Encoding of the demonstrated trajectories is performed with hidden Markov model, and generation of a generalized trajectory is achieved by using the concept of key points. Identification of the key points is based on significant changes in position and velocity in the demonstrated trajectories. The resulting sequences of trajectory key points are temporally aligned using the multidimensional dynamic time warping algorithm, and a generalized trajectory is obtained by smoothing spline interpolation of the clustered key points.

The principal advantage of our proposed approach is utilization of the trajectory key points from all demonstrations for generation of a generalized trajectory. In addition, variability of the key points' clusters across the demonstrated set is employed for assigning weighting coefficients, resulting in a generalization procedure which accounts for the relevance of reproduction of different parts of the trajectories. The approach is verified experimentally for trajectories with two different levels of complexity.

An image-based trajectory programming technology has also been patented.

Vision-based surface coverage measurement serves a large area of applications including robotic shot peening, robotic inspection in the fields of blood cell segmentation, coin recognition systems and many more.

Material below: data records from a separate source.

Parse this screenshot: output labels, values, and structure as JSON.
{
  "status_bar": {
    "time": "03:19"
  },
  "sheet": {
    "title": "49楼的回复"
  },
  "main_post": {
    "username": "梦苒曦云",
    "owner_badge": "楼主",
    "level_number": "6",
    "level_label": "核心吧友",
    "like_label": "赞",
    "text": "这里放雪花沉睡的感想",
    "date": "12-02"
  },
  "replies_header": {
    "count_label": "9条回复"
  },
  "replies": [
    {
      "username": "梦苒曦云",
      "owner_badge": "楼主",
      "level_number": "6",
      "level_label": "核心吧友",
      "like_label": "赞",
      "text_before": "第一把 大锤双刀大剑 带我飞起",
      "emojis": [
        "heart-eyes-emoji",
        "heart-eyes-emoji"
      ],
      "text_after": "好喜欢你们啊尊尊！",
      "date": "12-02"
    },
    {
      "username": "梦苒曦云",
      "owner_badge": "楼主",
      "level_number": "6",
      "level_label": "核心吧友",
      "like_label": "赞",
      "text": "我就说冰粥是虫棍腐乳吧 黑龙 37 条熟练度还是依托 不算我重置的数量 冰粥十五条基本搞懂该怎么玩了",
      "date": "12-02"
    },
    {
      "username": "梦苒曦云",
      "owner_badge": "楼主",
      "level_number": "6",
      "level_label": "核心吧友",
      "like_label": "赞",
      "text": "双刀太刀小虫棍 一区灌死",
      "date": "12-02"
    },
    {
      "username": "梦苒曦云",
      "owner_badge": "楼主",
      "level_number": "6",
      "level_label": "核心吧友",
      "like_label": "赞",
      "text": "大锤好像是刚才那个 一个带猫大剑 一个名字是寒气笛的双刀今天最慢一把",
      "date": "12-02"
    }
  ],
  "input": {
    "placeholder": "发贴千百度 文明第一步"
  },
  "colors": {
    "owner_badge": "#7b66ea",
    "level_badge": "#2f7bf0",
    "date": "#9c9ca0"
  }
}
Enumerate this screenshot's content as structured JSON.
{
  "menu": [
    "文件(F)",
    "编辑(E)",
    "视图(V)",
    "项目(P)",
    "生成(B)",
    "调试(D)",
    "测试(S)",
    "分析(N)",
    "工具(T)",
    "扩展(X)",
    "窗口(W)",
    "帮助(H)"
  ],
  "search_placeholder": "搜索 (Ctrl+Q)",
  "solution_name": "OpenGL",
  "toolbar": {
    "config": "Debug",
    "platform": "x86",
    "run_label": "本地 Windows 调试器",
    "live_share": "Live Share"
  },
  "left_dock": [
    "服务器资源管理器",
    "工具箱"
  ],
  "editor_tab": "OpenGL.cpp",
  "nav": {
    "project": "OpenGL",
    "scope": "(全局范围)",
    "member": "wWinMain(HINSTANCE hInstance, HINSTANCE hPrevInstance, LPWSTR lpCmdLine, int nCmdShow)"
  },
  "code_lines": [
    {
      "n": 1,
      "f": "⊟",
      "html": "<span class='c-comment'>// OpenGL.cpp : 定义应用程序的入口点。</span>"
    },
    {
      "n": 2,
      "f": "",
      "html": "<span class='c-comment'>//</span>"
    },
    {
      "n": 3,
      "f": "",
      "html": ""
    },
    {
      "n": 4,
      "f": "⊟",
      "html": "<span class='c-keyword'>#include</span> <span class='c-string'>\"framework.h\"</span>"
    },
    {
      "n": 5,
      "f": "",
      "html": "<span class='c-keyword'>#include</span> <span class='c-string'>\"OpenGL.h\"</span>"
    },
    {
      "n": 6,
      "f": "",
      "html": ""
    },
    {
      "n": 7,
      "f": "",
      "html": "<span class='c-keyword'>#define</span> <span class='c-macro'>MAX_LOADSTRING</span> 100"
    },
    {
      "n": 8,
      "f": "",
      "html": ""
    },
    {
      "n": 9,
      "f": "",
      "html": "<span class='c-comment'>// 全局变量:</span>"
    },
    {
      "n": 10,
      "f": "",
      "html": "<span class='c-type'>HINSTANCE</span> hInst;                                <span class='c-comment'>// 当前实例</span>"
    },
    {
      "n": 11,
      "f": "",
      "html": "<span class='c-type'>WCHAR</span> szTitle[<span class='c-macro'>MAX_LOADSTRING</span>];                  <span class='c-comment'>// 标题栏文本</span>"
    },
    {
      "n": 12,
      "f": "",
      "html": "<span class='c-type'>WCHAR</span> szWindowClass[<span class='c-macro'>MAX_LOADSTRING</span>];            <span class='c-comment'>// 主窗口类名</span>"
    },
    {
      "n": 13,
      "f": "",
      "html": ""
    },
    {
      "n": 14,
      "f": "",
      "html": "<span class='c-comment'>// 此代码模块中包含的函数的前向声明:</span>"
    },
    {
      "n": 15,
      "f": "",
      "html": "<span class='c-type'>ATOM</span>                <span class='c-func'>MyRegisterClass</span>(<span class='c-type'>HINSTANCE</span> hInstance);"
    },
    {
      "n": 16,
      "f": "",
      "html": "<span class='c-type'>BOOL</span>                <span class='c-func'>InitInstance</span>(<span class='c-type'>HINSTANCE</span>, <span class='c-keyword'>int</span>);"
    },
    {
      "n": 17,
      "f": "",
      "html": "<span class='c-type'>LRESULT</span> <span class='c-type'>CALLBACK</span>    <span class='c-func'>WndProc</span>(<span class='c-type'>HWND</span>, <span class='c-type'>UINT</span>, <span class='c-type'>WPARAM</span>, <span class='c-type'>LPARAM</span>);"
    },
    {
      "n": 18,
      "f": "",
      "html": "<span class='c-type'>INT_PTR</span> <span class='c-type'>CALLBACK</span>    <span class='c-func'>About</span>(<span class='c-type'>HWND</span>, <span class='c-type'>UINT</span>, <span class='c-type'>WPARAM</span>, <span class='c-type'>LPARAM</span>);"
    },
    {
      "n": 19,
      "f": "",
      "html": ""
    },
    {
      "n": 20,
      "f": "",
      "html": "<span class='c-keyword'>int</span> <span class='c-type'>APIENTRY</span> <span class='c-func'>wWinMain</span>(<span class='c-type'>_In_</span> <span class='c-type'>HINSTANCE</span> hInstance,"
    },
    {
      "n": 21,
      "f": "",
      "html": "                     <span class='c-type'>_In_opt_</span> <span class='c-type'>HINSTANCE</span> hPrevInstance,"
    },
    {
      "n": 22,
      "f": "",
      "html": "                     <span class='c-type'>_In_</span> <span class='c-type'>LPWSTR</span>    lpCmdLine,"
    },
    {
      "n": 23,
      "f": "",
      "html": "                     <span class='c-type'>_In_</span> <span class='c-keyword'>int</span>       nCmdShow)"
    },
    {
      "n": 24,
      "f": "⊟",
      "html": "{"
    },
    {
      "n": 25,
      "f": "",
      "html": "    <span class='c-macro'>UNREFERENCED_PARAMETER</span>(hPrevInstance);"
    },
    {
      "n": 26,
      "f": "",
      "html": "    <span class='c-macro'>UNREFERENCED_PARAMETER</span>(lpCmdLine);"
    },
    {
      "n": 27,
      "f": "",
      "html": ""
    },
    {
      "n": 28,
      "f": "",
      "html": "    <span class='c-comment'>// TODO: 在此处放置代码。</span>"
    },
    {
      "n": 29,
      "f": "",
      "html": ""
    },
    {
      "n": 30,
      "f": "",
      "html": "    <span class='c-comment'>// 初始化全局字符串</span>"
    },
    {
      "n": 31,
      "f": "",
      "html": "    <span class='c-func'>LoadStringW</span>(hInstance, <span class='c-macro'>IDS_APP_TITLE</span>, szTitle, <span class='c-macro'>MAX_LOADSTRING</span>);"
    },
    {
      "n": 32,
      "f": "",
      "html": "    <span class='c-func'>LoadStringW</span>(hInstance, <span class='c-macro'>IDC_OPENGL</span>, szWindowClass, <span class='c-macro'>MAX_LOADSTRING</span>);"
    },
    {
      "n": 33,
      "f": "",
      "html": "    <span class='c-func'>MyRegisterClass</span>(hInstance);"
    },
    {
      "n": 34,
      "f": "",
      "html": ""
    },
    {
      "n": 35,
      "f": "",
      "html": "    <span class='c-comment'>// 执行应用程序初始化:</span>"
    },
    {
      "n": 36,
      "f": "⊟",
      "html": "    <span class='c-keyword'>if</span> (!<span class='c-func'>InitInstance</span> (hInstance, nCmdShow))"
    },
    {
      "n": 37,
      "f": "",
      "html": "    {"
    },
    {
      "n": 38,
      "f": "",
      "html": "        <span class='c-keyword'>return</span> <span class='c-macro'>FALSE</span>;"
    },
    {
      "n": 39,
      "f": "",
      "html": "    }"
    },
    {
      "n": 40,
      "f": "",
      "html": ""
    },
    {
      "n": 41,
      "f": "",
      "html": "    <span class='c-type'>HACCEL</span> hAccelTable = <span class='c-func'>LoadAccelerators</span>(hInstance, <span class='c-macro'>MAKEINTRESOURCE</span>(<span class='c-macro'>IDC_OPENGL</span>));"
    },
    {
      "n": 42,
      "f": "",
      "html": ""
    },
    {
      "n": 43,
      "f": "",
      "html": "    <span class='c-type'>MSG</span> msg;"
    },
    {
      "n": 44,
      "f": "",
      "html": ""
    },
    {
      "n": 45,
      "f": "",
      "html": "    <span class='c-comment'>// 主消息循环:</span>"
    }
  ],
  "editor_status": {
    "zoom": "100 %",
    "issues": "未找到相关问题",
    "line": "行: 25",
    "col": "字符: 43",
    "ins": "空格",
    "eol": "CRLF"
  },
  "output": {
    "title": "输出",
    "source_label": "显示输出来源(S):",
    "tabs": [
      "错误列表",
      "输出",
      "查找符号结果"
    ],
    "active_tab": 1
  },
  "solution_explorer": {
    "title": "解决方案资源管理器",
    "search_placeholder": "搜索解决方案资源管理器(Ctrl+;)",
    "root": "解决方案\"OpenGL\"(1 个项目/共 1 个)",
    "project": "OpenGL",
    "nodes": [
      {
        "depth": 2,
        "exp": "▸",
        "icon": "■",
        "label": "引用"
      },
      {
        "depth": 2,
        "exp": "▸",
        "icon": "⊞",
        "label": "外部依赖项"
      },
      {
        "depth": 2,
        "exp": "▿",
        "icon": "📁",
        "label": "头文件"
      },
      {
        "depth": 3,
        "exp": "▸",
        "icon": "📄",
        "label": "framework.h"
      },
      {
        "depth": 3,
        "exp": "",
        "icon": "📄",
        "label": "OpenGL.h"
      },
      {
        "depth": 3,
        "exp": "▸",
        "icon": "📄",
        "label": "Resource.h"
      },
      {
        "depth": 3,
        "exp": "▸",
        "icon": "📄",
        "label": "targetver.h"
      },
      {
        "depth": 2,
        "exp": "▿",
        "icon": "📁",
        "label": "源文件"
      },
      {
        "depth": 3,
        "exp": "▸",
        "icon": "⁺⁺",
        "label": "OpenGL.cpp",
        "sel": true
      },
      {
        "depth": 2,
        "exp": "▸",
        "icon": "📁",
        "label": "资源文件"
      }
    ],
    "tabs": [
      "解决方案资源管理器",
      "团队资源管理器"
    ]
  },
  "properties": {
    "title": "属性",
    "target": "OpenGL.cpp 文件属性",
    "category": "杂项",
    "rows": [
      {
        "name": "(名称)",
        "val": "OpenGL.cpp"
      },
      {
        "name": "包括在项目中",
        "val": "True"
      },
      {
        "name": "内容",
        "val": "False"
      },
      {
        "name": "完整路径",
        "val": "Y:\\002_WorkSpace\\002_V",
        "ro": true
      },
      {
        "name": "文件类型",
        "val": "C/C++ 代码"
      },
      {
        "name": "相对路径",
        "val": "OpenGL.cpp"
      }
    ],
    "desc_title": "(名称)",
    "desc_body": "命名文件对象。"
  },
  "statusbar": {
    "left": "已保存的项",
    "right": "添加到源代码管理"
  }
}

Manual visual inspection is time consuming and prone to human error. The objective of this project is to develop a real-time generic algorithm, robust to non-uniform illumination with high accuracy, and having a relatively simple experimental setup.

In this work, a hybrid method based on morphological operations and Boykov graph-cuts segmentation is proposed for vision-based surface coverage measurement. While most of the techniques are accurate in segmenting the shot-peened areas, they seem to fail in the presence of machining streaks, resulting in false segmentation.

To overcome this challenge, an artificial neural network (ANN)-based implementation is also designed to improve accuracy of the results. The neural network is trained with specific selected features from the acquired images. Results show ANN outperforms the previously implemented standard image segmentation methods.

Automatic surface paint coverage measurement is highly desired by the industry for its potential accuracy and promising efficiency.

In this project, we are developing vision-based real-time surface paint measurement using artificial neural networks and graph-cut techniques. The approach is also benefiting from robotic technology for automatic navigation and measurement of surfaces.

The aim of this project was to track flying objects in sky and classify them. Several applications could benefit from the approach including high-security premises such as airports, armed force bases, etc.